According to the authors of the report, the local U.S. Attorney’s Office for the Western District of Texas forwarded the men’s complaints, which included alleged hate crimes perpetrated by Sheppard and his guards, to the El Paso division of the FBI. The U.S. Attorney’s Office for the Western District of Texas did not immediately respond to a request for comment Thursday on the complaints it received.

The 2018 report was only the latest in a series to document highly abusive conditions in the Sierra Blanca facility under Sheppard’s watch. In 2016, ICE’s Office of Detention Oversight reported the detention facility had multiple deficiencies with discipline and health services, including an absence in training on how to use nonlethal weapons. Immigrants who had been locked up under Sheppard reported having to use plastic bags for toilets.

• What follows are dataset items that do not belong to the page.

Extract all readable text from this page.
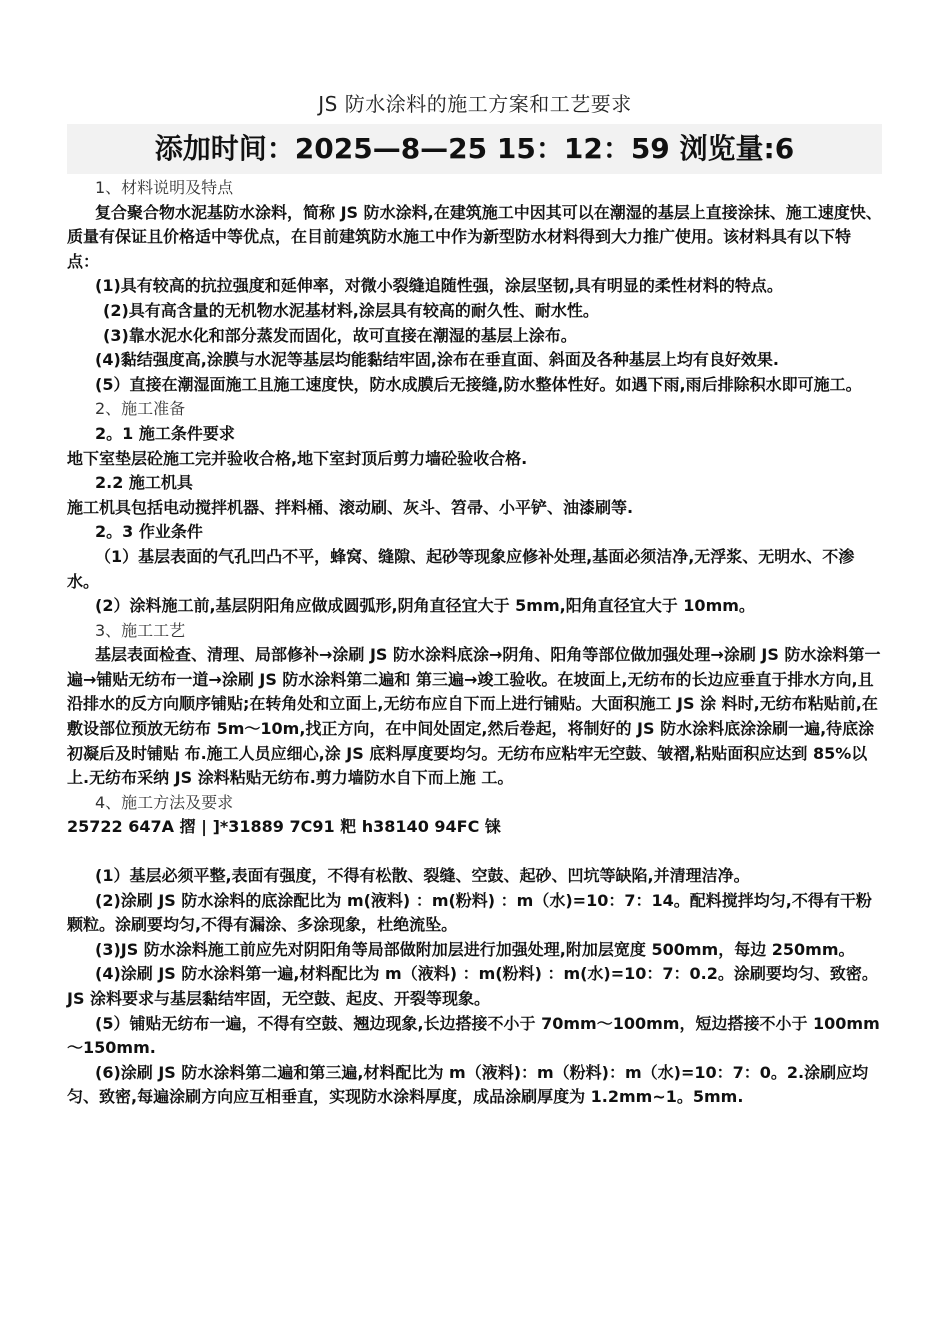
JS 防水涂料的施工方案和工艺要求
添加时间：2025—8—25 15：12：59 浏览量:6

1、材料说明及特点

复合聚合物水泥基防水涂料，简称 JS 防水涂料,在建筑施工中因其可以在潮湿的基层上直接涂抹、施工速度快、质量有保证且价格适中等优点，在目前建筑防水施工中作为新型防水材料得到大力推广使用。该材料具有以下特点：

(1)具有较高的抗拉强度和延伸率，对微小裂缝追随性强，涂层坚韧,具有明显的柔性材料的特点。

(2)具有高含量的无机物水泥基材料,涂层具有较高的耐久性、耐水性。

(3)靠水泥水化和部分蒸发而固化，故可直接在潮湿的基层上涂布。

(4)黏结强度高,涂膜与水泥等基层均能黏结牢固,涂布在垂直面、斜面及各种基层上均有良好效果.

(5）直接在潮湿面施工且施工速度快，防水成膜后无接缝,防水整体性好。如遇下雨,雨后排除积水即可施工。

2、施工准备

2。1 施工条件要求

地下室垫层砼施工完并验收合格,地下室封顶后剪力墙砼验收合格.

2.2 施工机具

施工机具包括电动搅拌机器、拌料桶、滚动刷、灰斗、笤帚、小平铲、油漆刷等.

2。3 作业条件

（1）基层表面的气孔凹凸不平，蜂窝、缝隙、起砂等现象应修补处理,基面必须洁净,无浮浆、无明水、不渗水。

(2）涂料施工前,基层阴阳角应做成圆弧形,阴角直径宜大于 5mm,阳角直径宜大于 10mm。

3、施工工艺

基层表面检查、清理、局部修补→涂刷 JS 防水涂料底涂→阴角、阳角等部位做加强处理→涂刷 JS 防水涂料第一遍→铺贴无纺布一道→涂刷 JS 防水涂料第二遍和 第三遍→竣工验收。在坡面上,无纺布的长边应垂直于排水方向,且沿排水的反方向顺序铺贴;在转角处和立面上,无纺布应自下而上进行铺贴。大面积施工 JS 涂 料时,无纺布粘贴前,在敷设部位预放无纺布 5m～10m,找正方向，在中间处固定,然后卷起，将制好的 JS 防水涂料底涂涂刷一遍,待底涂初凝后及时铺贴 布.施工人员应细心,涂 JS 底料厚度要均匀。无纺布应粘牢无空鼓、皱褶,粘贴面积应达到 85%以上.无纺布采纳 JS 涂料粘贴无纺布.剪力墙防水自下而上施 工。

4、施工方法及要求

25722 647A 摺 | ]*31889 7C91 粑 h38140 94FC 铼

(1）基层必须平整,表面有强度，不得有松散、裂缝、空鼓、起砂、凹坑等缺陷,并清理洁净。

(2)涂刷 JS 防水涂料的底涂配比为 m(液料) ：m(粉料) ：m（水)=10：7：14。配料搅拌均匀,不得有干粉颗粒。涂刷要均匀,不得有漏涂、多涂现象，杜绝流坠。

(3)JS 防水涂料施工前应先对阴阳角等局部做附加层进行加强处理,附加层宽度 500mm，每边 250mm。

(4)涂刷 JS 防水涂料第一遍,材料配比为 m（液料) ：m(粉料) ：m(水)=10：7：0.2。涂刷要均匀、致密。JS 涂料要求与基层黏结牢固，无空鼓、起皮、开裂等现象。

(5）铺贴无纺布一遍，不得有空鼓、翘边现象,长边搭接不小于 70mm～100mm，短边搭接不小于 100mm～150mm.

(6)涂刷 JS 防水涂料第二遍和第三遍,材料配比为 m（液料)：m（粉料)：m（水)=10：7：0。2.涂刷应均匀、致密,每遍涂刷方向应互相垂直，实现防水涂料厚度，成品涂刷厚度为 1.2mm~1。5mm.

Officials at Sheppard’s jail refused to answer any questions following the 2018 report. ICE said it took “very seriously any allegations of misconduct or unsafe conditions” and vowed that a thorough internal review of the complaints would commence. (Following publication Thursday evening, ICE spokesperson Paige Hughes said the agency would review the process the agency took after the March 2018 allegations and that ICE stopped using the facility for immigration detention in October 2019; the jail remained operational for non-immigration purposes.)

Whatever steps the federal agency took, it is clear Sheppard remained on the job. The remote facility he oversaw is run by the for-profit prison company LaSalle Corrections, an important player in ICE’s network of private immigrant jails. Scott Sutterfield, a spokesperson for Louisiana-based company, told the San Antonio Express-News that Sheppard was still running the jail, despite the previous allegations, up until this week’s killing.

“The warden at West Texas Detention Center, Sierra Blanca, TX, has been terminated due to an off-duty incident unrelated to his employment,” Sutterfield said.